教えてくれているのはアウラ―先生。30代半ばの男性教師。


ちょっと変人っぽくもある彼は、ここまで個性的な手腕で授業を展開してきた。


しかし、今日はどうだろう。


はたと考えてしまう。


いつも国の教育ガイドラインをぶっ飛ばして変わったことばかり言う教師だ。


その「変わったこと」の方が真実に近いのではと思うことも多々あるのだが。


しかし、今回の授業内容…現体制への移行に関する歴史は一歩間違えれば、自身が国に反逆的だとして見なされかねない。

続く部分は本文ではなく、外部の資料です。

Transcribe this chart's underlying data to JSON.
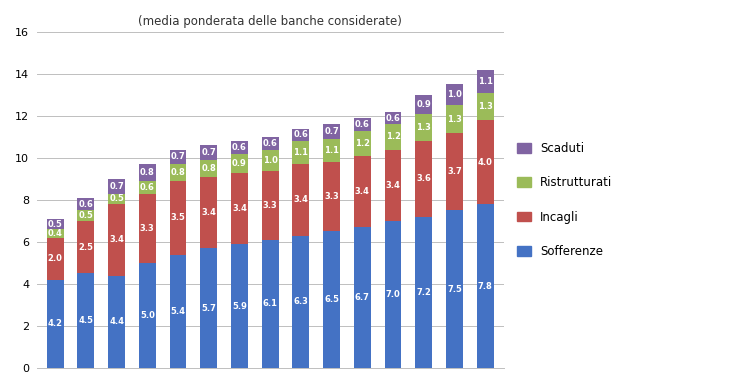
{
  "categories": [
    "",
    "",
    "",
    "",
    "",
    "",
    "",
    "",
    "",
    "",
    "",
    "",
    "",
    "",
    ""
  ],
  "sofferenze": [
    4.2,
    4.5,
    4.4,
    5.0,
    5.4,
    5.7,
    5.9,
    6.1,
    6.3,
    6.5,
    6.7,
    7.0,
    7.2,
    7.5,
    7.8
  ],
  "incagli": [
    2.0,
    2.5,
    3.4,
    3.3,
    3.5,
    3.4,
    3.4,
    3.3,
    3.4,
    3.3,
    3.4,
    3.4,
    3.6,
    3.7,
    4.0
  ],
  "ristrutturati": [
    0.4,
    0.5,
    0.5,
    0.6,
    0.8,
    0.8,
    0.9,
    1.0,
    1.1,
    1.1,
    1.2,
    1.2,
    1.3,
    1.3,
    1.3
  ],
  "scaduti": [
    0.5,
    0.6,
    0.7,
    0.8,
    0.7,
    0.7,
    0.6,
    0.6,
    0.6,
    0.7,
    0.6,
    0.6,
    0.9,
    1.0,
    1.1
  ],
  "color_sofferenze": "#4472C4",
  "color_incagli": "#C0504D",
  "color_ristrutturati": "#9BBB59",
  "color_scaduti": "#8064A2",
  "title": "(media ponderata delle banche considerate)",
  "ylim": [
    0,
    16
  ],
  "yticks": [
    0,
    2,
    4,
    6,
    8,
    10,
    12,
    14,
    16
  ],
  "background_color": "#FFFFFF",
  "grid_color": "#BFBFBF",
  "bar_width": 0.55,
  "label_fontsize": 6.0,
  "title_fontsize": 8.5,
  "legend_fontsize": 8.5
}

そこを踏まえた上で、どうやって彼なりの見解を貫き、生徒に伝えるのか…。


テアは周りを見渡した。


立ってお喋りに興じている生徒がほとんど。あとは自席で問題集でも解いてる優等生か。


(誰か、いないかな。おんなじこと考えてる人…)


今日の授業は楽しみで、少し、怖かった。




「じゃあ始めようか」


数分後。歴史教師は教壇に立ち、教科書をめくった。


いつもの始め方。


テアはそっと彼の顔を覗いた。


「今日は結構最近の話だね。そうそう、16年前だから…ちょうど君たちが生まれたくらい?だよね。で、何があったかというとね…ー」




「…先生!」


チャイムが鳴った。授業が終わる。


思わず立ち上がって駆け出した。


周辺の席の子たちがぎょっとしたような目つきで振り返る。


それも、構わなかった。


後ろの席から教壇に移動するのには時間がかかった。


50分の授業を終えた歴史教師は既に廊下に出て背を向けて歩いている。


「アウラ―先生!」


呼びかけて、振り返った。


授業後に彼を追いかけて行って質問をするのは初めてではない。


彼もどこか納得した顔をしていた。


ああ、ヒュッターか、みたいな自然な顔。


「何だい、質問か」


いつも通り首を傾げた彼に胸の内を全て話そうとした。


しかし上手い言葉は出てこない。


幾秒か逡巡したのち、テアは一番適当であると思われる質問を投げかけた。


「今日の授業、…なんで教科書読み上げるだけだったんですか」


風が吹く。五月の風が。


風が二人の隙間を埋め、彼は目を微かに見開いた。